Ma era pallida ormai e fredda, terribilmente fredda. Lei voltò lo sguardo, ricordando la carezza del vento, ricordando la bellezza della foglia che danzando cadeva a terra.
“Vi è bellezza nella morte.” Mormorò al suo orecchio, ascoltando il suo cuore che batteva lentissimo e il suo respiro che era lento e debole. “Vi è poesia nella morte.” Le ricordò. Le braccia della donna ora erano deboli, fragile era la sua presa. Sarebbe bastato così poco.
Con estrema delicatezza la lasciò andare. Dagli occhi della giovane scese una lacrima, ma le sue labbra rimasero chiuse.
Avrebbe voluto baciarla, eppure anche solo un altro bacio le sarebbe stato fatale.
Ruotò su sé stessa, dando le spalle al letto, le spalle rigide, il corpo caldo e pieno di vita.

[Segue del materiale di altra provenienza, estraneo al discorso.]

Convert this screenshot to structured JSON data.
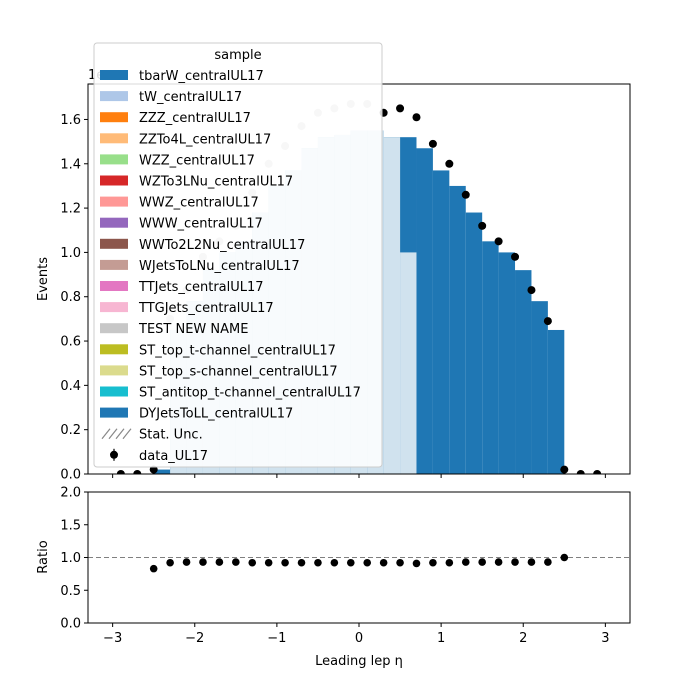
{
  "chart_data": [
    {
      "type": "bar",
      "panel": "main",
      "xlabel": "Leading lep η",
      "ylabel": "Events",
      "offset_text": "1e",
      "xlim": [
        -3.3,
        3.3
      ],
      "ylim": [
        0,
        1.76
      ],
      "yticks": [
        0.0,
        0.2,
        0.4,
        0.6,
        0.8,
        1.0,
        1.2,
        1.4,
        1.6
      ],
      "xticks": [
        -3,
        -2,
        -1,
        0,
        1,
        2,
        3
      ],
      "bin_edges": [
        -2.5,
        -2.3,
        -2.1,
        -1.9,
        -1.7,
        -1.5,
        -1.3,
        -1.1,
        -0.9,
        -0.7,
        -0.5,
        -0.3,
        -0.1,
        0.1,
        0.3,
        0.5,
        0.7,
        0.9,
        1.1,
        1.3,
        1.5,
        1.7,
        1.9,
        2.1,
        2.3,
        2.5
      ],
      "mc_total": [
        0.02,
        0.65,
        0.78,
        0.92,
        1.0,
        1.05,
        1.18,
        1.3,
        1.37,
        1.47,
        1.52,
        1.53,
        1.55,
        1.55,
        1.52,
        1.52,
        1.47,
        1.37,
        1.3,
        1.18,
        1.05,
        1.0,
        0.92,
        0.78,
        0.65,
        0.02
      ],
      "test_new_name": [
        0.0,
        0.69,
        0.84,
        0.99,
        1.06,
        1.12,
        1.3,
        1.43,
        1.5,
        1.6,
        1.65,
        1.66,
        1.67,
        1.68,
        1.68,
        1.0,
        0.0,
        0.0,
        0.0,
        0.0,
        0.0,
        0.0,
        0.0,
        0.0,
        0.0,
        0.0
      ],
      "data_x": [
        -2.9,
        -2.7,
        -2.5,
        -2.3,
        -2.1,
        -1.9,
        -1.7,
        -1.5,
        -1.3,
        -1.1,
        -0.9,
        -0.7,
        -0.5,
        -0.3,
        -0.1,
        0.1,
        0.3,
        0.5,
        0.7,
        0.9,
        1.1,
        1.3,
        1.5,
        1.7,
        1.9,
        2.1,
        2.3,
        2.5,
        2.7,
        2.9
      ],
      "data_y": [
        0.0,
        0.0,
        0.02,
        0.7,
        0.83,
        0.98,
        1.05,
        1.12,
        1.27,
        1.4,
        1.48,
        1.57,
        1.63,
        1.65,
        1.67,
        1.67,
        1.63,
        1.65,
        1.61,
        1.49,
        1.4,
        1.26,
        1.12,
        1.05,
        0.98,
        0.83,
        0.69,
        0.02,
        0.0,
        0.0
      ],
      "legend": {
        "title": "sample",
        "placement": "upper-left",
        "entries": [
          {
            "label": "tbarW_centralUL17",
            "color": "#1f77b4",
            "kind": "patch"
          },
          {
            "label": "tW_centralUL17",
            "color": "#aec7e8",
            "kind": "patch"
          },
          {
            "label": "ZZZ_centralUL17",
            "color": "#ff7f0e",
            "kind": "patch"
          },
          {
            "label": "ZZTo4L_centralUL17",
            "color": "#ffbb78",
            "kind": "patch"
          },
          {
            "label": "WZZ_centralUL17",
            "color": "#98df8a",
            "kind": "patch"
          },
          {
            "label": "WZTo3LNu_centralUL17",
            "color": "#d62728",
            "kind": "patch"
          },
          {
            "label": "WWZ_centralUL17",
            "color": "#ff9896",
            "kind": "patch"
          },
          {
            "label": "WWW_centralUL17",
            "color": "#9467bd",
            "kind": "patch"
          },
          {
            "label": "WWTo2L2Nu_centralUL17",
            "color": "#8c564b",
            "kind": "patch"
          },
          {
            "label": "WJetsToLNu_centralUL17",
            "color": "#c49c94",
            "kind": "patch"
          },
          {
            "label": "TTJets_centralUL17",
            "color": "#e377c2",
            "kind": "patch"
          },
          {
            "label": "TTGJets_centralUL17",
            "color": "#f7b6d2",
            "kind": "patch"
          },
          {
            "label": "TEST NEW NAME",
            "color": "#c7c7c7",
            "kind": "patch"
          },
          {
            "label": "ST_top_t-channel_centralUL17",
            "color": "#bcbd22",
            "kind": "patch"
          },
          {
            "label": "ST_top_s-channel_centralUL17",
            "color": "#dbdb8d",
            "kind": "patch"
          },
          {
            "label": "ST_antitop_t-channel_centralUL17",
            "color": "#17becf",
            "kind": "patch"
          },
          {
            "label": "DYJetsToLL_centralUL17",
            "color": "#1f77b4",
            "kind": "patch"
          },
          {
            "label": "Stat. Unc.",
            "color": "#888888",
            "kind": "hatch"
          },
          {
            "label": "data_UL17",
            "color": "#000000",
            "kind": "errorbar"
          }
        ]
      }
    },
    {
      "type": "scatter",
      "panel": "ratio",
      "xlabel": "Leading lep η",
      "ylabel": "Ratio",
      "xlim": [
        -3.3,
        3.3
      ],
      "ylim": [
        0.0,
        2.0
      ],
      "yticks": [
        0.0,
        0.5,
        1.0,
        1.5,
        2.0
      ],
      "xticks": [
        -3,
        -2,
        -1,
        0,
        1,
        2,
        3
      ],
      "reference_line": 1.0,
      "x": [
        -2.5,
        -2.3,
        -2.1,
        -1.9,
        -1.7,
        -1.5,
        -1.3,
        -1.1,
        -0.9,
        -0.7,
        -0.5,
        -0.3,
        -0.1,
        0.1,
        0.3,
        0.5,
        0.7,
        0.9,
        1.1,
        1.3,
        1.5,
        1.7,
        1.9,
        2.1,
        2.3,
        2.5
      ],
      "y": [
        0.83,
        0.92,
        0.93,
        0.93,
        0.93,
        0.93,
        0.92,
        0.92,
        0.92,
        0.92,
        0.92,
        0.92,
        0.92,
        0.92,
        0.92,
        0.92,
        0.91,
        0.92,
        0.92,
        0.93,
        0.93,
        0.93,
        0.93,
        0.93,
        0.93,
        1.0
      ]
    }
  ]
}
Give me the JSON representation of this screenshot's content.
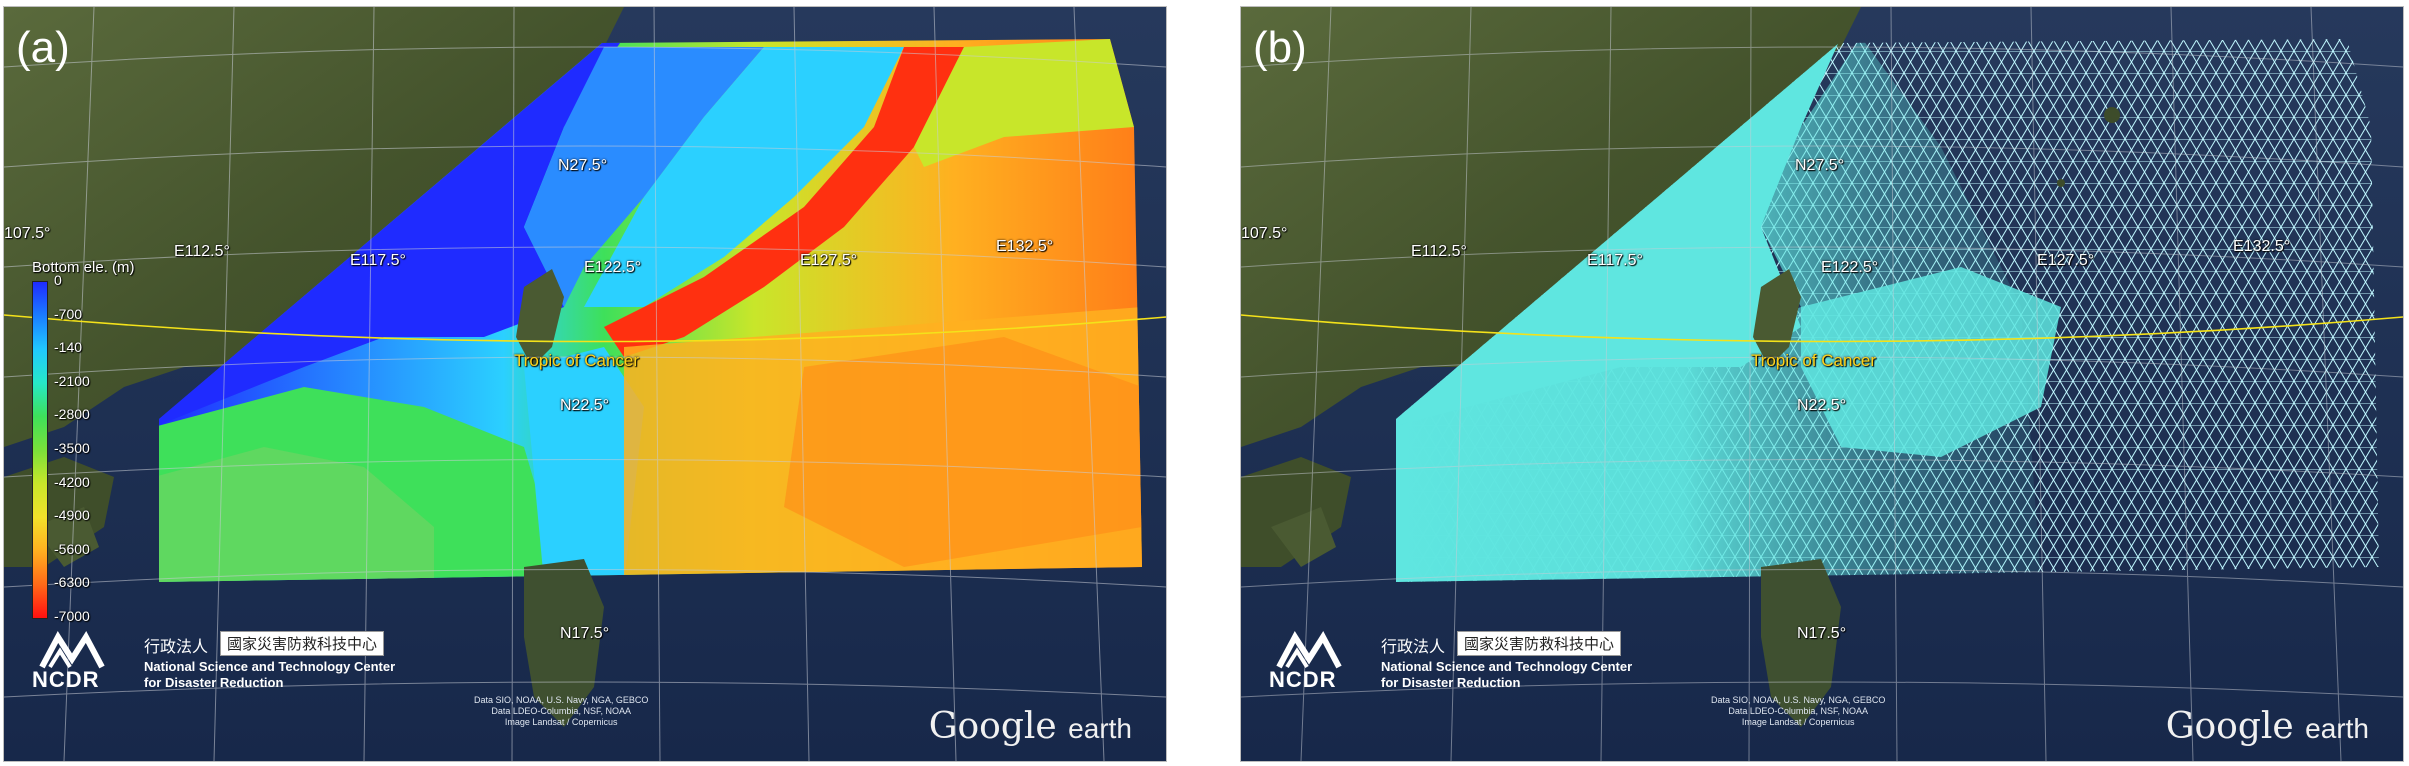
{
  "panels": [
    {
      "letter": "(a)",
      "coords": {
        "lon_partial": "107.5°",
        "e112": "E112.5°",
        "e117": "E117.5°",
        "e122": "E122.5°",
        "e127": "E127.5°",
        "e132": "E132.5°",
        "n27": "N27.5°",
        "n22": "N22.5°",
        "n17": "N17.5°"
      },
      "tropic": "Tropic of Cancer",
      "legend": {
        "title": "Bottom ele. (m)",
        "ticks": [
          "0",
          "-700",
          "-140",
          "-2100",
          "-2800",
          "-3500",
          "-4200",
          "-4900",
          "-5600",
          "-6300",
          "-7000"
        ],
        "colors": [
          "#1f2bff",
          "#1a7dff",
          "#20c8ff",
          "#26e8c8",
          "#3ee05a",
          "#7ae03a",
          "#c8e62a",
          "#f2e22a",
          "#ffb020",
          "#ff6a18",
          "#ff1010"
        ]
      },
      "ncdr": {
        "logo": "NCDR",
        "cn_label": "行政法人",
        "cn_name": "國家災害防救科技中心",
        "en_line1": "National Science and Technology Center",
        "en_line2": "for Disaster Reduction"
      },
      "attribution": [
        "Data SIO, NOAA, U.S. Navy, NGA, GEBCO",
        "Data LDEO-Columbia, NSF, NOAA",
        "Image Landsat / Copernicus"
      ],
      "google_brand": "Google",
      "google_product": "earth"
    },
    {
      "letter": "(b)",
      "coords": {
        "lon_partial": "107.5°",
        "e112": "E112.5°",
        "e117": "E117.5°",
        "e122": "E122.5°",
        "e127": "E127.5°",
        "e132": "E132.5°",
        "n27": "N27.5°",
        "n22": "N22.5°",
        "n17": "N17.5°"
      },
      "tropic": "Tropic of Cancer",
      "ncdr": {
        "logo": "NCDR",
        "cn_label": "行政法人",
        "cn_name": "國家災害防救科技中心",
        "en_line1": "National Science and Technology Center",
        "en_line2": "for Disaster Reduction"
      },
      "attribution": [
        "Data SIO, NOAA, U.S. Navy, NGA, GEBCO",
        "Data LDEO-Columbia, NSF, NOAA",
        "Image Landsat / Copernicus"
      ],
      "google_brand": "Google",
      "google_product": "earth"
    }
  ],
  "colors": {
    "land": "#4a5a32",
    "ocean": "#1d2f55",
    "mesh_fill": "#5fe6e0",
    "mesh_line": "#bff7ff",
    "tropic_line": "#f4e21a",
    "grid": "#c9cdd6"
  }
}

“I poeti lo cantano da secoli, millenni: un amore per cui vale morire.” Disse, la voce ricca e calda. “Millenni di vite prese senza mai capire. Ma ora so.” Si voltò osservando la donna che aveva raccolto con le braccia il proprio corpo, fragile eppure bellissima. “Ora so cosa volevano dire i poeti.” Sorrise. “Grazie, mio dolce sole.” Mormorò, poi aprì le finestre e balzò nella fredda ultima notte d’autunno.
 
Il mattino dopo il suo corpo era ancora stanco, la notte prima aveva dato quasi tutta sé stessa alla creatura che aveva imparato ad amare. Con lentezza si alzò dal letto, poi raggiunse la finestra. L’inverno era arrivato, si rese conto, ma, nel suo giardino, vi era uno splendido roseto, dai fiori rossi come le labbra che aveva amato baciare e dalle spine nere come i capelli in cui tanto spesso aveva affondato le mani.
Era morta. Non sarebbe tornata mai più.
La cacciatrice era morta per la sua preda. Chiuse gli occhi e lasciò che il vento ormai invernale raffreddasse la sua pelle, un ricordo delle braccia di lei che fredde eppure dolci la accarezzavano. Un piccolo fiocco di neve scelse a posarsi sulla sua guancia: il bacio d’addio che non aveva potuto ricevere. Pianse.